South Korean technology company, Samsung, has confirmed that it suffered a security breach in its system. The security breach had hackers obtaining, and further leaking about 200GB of confidential data.
“According to our initial analysis, the breach involves some source code relating to the operation of Galaxy devices, but does not include the personal information of our consumers or employees,” Samsung told Bloomberg.
Although, Samsung did not mention any hacker as being responsible, prior to its statement confirming the breach, the hacking group – LAPSUS$ – had made a public notice over its Telegram group, claiming responsibility for the data theft on Samsung’s servers.
The group, via its Telegram post, claims to have obtained source code for trusted applets installed in Samsung’s TrustZone environment – these codes are used by Samsung phones to perform sensitive operations.
The code also contains algorithms for all biometric unlock operations, as well as bootloader source code for all recent Samsung Galaxy devices.
LAPSUS$ hacking group, which came to limelight in December, 2021, is known to have attacked other facilities before now.
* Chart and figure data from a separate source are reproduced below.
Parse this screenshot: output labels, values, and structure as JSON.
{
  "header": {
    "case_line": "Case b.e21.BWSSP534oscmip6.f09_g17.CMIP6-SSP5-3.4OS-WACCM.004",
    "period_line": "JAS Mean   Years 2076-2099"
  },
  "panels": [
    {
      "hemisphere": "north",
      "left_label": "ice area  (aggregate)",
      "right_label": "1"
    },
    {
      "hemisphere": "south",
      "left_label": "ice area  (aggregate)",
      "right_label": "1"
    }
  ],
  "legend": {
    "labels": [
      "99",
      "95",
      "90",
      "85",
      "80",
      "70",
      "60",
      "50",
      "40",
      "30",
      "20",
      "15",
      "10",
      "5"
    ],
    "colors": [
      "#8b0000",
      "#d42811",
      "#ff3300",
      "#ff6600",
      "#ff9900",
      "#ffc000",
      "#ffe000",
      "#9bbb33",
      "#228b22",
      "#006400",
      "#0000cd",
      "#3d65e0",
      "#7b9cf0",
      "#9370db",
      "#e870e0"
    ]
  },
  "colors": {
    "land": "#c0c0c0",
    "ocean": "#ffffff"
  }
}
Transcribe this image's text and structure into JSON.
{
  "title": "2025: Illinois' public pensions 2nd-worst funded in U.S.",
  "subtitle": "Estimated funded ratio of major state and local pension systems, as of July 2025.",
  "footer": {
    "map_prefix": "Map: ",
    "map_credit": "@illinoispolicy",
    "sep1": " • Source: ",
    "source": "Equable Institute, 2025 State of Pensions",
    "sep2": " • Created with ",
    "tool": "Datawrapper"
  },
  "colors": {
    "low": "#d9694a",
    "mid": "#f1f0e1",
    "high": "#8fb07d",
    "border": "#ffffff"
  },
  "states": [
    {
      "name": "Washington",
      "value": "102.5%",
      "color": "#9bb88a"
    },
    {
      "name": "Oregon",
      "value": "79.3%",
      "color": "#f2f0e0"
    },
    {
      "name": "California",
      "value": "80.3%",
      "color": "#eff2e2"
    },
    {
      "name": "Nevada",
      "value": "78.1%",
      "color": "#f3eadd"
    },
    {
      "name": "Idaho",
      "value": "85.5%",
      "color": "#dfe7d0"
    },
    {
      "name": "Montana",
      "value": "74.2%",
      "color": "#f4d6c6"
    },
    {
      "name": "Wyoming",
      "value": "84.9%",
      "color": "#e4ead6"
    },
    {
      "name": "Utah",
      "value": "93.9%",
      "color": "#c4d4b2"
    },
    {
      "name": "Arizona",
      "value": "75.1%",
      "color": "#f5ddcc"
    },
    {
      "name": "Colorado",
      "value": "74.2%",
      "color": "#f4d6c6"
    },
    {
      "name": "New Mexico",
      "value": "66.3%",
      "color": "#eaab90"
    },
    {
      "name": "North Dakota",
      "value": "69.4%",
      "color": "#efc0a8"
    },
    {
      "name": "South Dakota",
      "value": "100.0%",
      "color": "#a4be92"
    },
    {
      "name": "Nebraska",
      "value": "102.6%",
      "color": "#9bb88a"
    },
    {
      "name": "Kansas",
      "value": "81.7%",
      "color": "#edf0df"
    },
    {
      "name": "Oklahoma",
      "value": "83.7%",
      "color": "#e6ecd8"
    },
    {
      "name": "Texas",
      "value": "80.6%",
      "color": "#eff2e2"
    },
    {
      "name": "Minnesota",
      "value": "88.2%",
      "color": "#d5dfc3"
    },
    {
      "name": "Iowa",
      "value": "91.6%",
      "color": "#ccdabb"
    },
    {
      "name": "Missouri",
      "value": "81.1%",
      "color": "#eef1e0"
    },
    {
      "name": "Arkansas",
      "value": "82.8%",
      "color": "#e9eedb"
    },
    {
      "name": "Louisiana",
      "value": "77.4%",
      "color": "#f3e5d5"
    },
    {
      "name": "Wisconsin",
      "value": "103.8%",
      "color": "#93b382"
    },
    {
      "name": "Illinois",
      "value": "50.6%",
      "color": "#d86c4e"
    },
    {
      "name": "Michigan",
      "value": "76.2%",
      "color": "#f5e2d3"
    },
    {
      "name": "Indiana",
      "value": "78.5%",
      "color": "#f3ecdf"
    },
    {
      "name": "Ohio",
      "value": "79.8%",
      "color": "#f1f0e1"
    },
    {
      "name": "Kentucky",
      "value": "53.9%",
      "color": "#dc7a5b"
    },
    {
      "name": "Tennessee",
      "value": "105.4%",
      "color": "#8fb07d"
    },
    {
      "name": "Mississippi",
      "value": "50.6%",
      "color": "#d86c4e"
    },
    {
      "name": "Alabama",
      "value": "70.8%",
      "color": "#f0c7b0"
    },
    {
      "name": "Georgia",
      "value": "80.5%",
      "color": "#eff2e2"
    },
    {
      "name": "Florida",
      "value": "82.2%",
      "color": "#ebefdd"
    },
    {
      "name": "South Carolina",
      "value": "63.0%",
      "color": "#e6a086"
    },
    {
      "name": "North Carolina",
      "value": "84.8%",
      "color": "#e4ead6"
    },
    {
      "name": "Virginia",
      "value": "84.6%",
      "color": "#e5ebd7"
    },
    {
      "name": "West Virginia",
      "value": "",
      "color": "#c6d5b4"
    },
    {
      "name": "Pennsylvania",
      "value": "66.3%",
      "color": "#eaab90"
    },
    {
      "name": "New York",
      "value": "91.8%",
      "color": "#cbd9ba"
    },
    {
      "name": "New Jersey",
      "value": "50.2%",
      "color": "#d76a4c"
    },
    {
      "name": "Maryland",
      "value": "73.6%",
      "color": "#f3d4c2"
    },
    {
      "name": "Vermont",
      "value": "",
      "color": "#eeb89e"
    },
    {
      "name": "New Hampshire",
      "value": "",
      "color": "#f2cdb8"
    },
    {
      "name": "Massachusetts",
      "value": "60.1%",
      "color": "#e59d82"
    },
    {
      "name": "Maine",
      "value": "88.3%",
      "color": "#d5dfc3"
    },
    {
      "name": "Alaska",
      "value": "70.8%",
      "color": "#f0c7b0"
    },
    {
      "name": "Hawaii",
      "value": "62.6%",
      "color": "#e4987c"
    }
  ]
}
Last month, the group infiltrated Nvidia, and subsequently published thousands of employee credentials, schematics, driver source code, and information pertaining to the latest graphics chips, online.
The group also told Nvidia to open-source its GPU drivers forever, and remove its Ethereum cryptocurrency mining cap from all Nvidia 30-series GPUs – to prevent more leaks.
Responding to the breach, Samsung said the breach would not have an impact on its users, and that it has taken measures to prevent a recurrence.
“Currently, we do not anticipate any impact to our business or customers. We have implemented measures to prevent further such incidents and will continue to serve our customers without disruption,” Samsung said.
There are also speculations that the codes stolen from Samsung might include confidential data from one of Samsung’s major chip making partners, Qualcomm. However, has not expressly confirmed any loss of its data.
“We take these claims very seriously and are working expeditiously with Samsung to understand the scope of the incident, as well as to confirm what Qualcomm data, if any, has been impacted. We have no reason to believe that Qualcomm systems or security were impacted as a result of this reported incident,” Qualcomm spokesperson, Clare Conley, said.
Neither Samsung, nor LAPSUS$ has said anything about a ransom prior to the attack or after the attack, but the hacking group told Qualcomm to disable its controversial Lite Hash Rate (LHR) feature and demanded it open-source its graphics chip drivers for macOS, Windows and Linux devices.